La enorme mano del herrero liberó el hombro de Arlot y ambos reemprendieron el camino hacia el puente. Los soldados que lo guardaban, dos, les ignoraron de una forma tan excesiva que resultó artificiosa.
—Esa indiferencia puede ser una ventaja o un inconveniente —añadió el herrero una vez en el patio de armas y protegidas sus palabras por los primeros sonidos de actividad en el castillo—, ya se verá. De momento vayamos a lo nuestro. Repito que su trabajo consiste en atemorizar y, visto que contigo no lo han conseguido, me temo que lo intentarán de nuevo de una forma o de otra. Como si no existieran, al menos hasta que pase un cierto tiempo.

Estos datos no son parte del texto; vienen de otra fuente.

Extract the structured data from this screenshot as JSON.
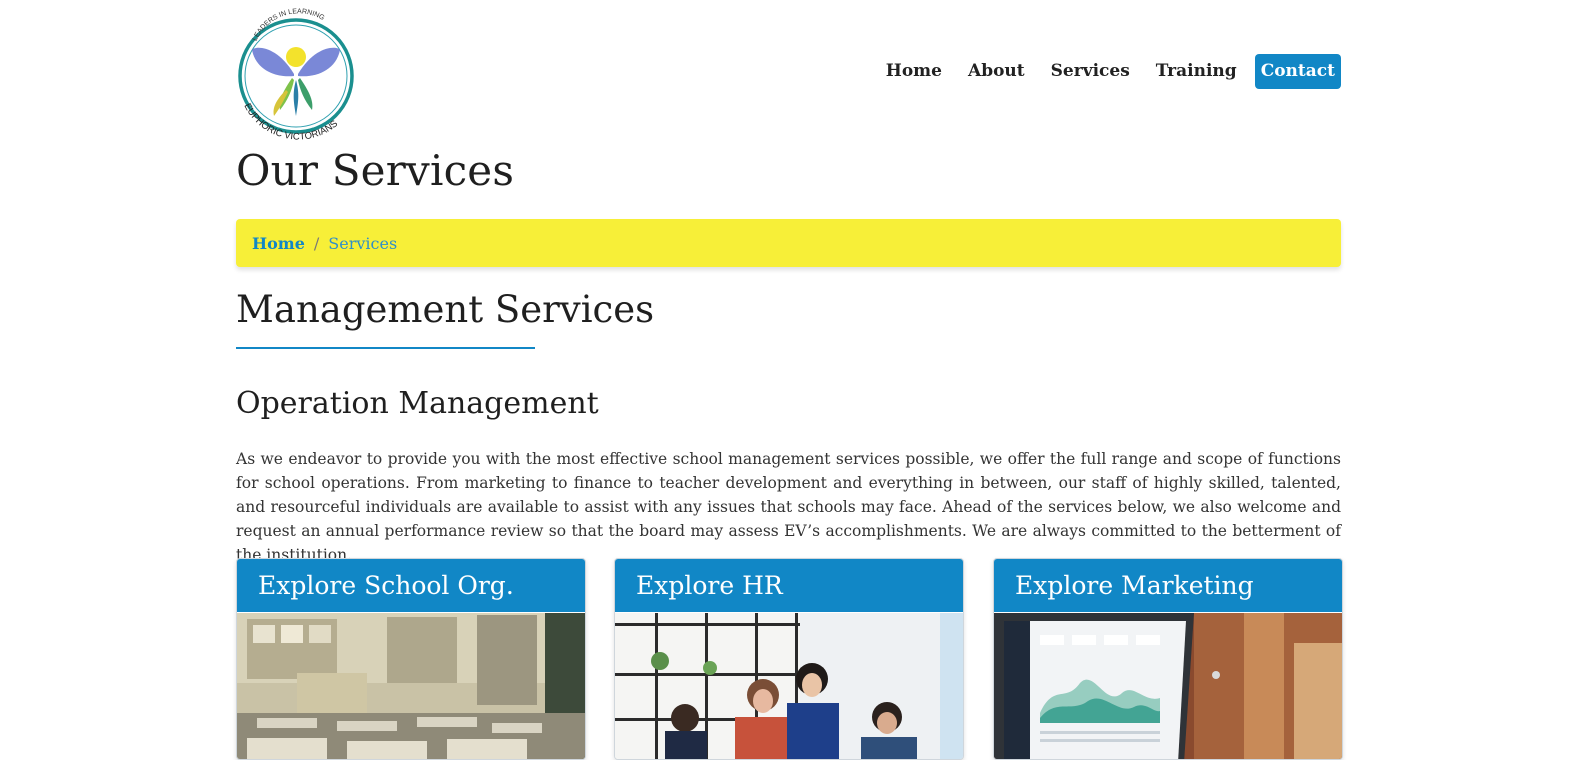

Hubo un silencio, largo. Otros dos soldados que permanecían de guardia junto a la puerta de uno de los torreones les observaban con descaro y una mueca indefinible en los labios.
—De acuerdo, pues —concluyó el herrero mirándoles fijamente.

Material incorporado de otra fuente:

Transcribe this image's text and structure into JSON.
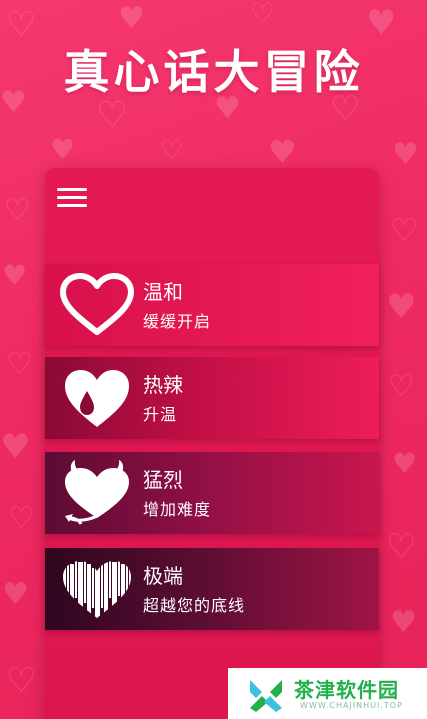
{
  "app": {
    "title": "真心话大冒险"
  },
  "menu": {
    "icon": "menu-icon"
  },
  "levels": [
    {
      "name": "温和",
      "description": "缓缓开启",
      "icon": "outline-heart-icon"
    },
    {
      "name": "热辣",
      "description": "升温",
      "icon": "drop-heart-icon"
    },
    {
      "name": "猛烈",
      "description": "增加难度",
      "icon": "devil-heart-icon"
    },
    {
      "name": "极端",
      "description": "超越您的底线",
      "icon": "glitch-heart-icon"
    }
  ],
  "watermark": {
    "title": "茶津软件园",
    "subtitle": "WWW.CHAJINHUI.TOP"
  },
  "colors": {
    "background": "#ee2a62",
    "panel": "#e51a55",
    "watermark_green": "#22b04a"
  }
}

Las predicciones del herrero no tardaron en cumplirse. Al cabo de unos días, a pesar de su voluntad de no dejar solo a Arlot, una mañana recibió la orden de presentarse ante el tesorero del castillo.
—Se tratará de algún encargo —le dijo mientras se limpiaba la cara y el pecho del sudor y del hollín con un trapo húmedo.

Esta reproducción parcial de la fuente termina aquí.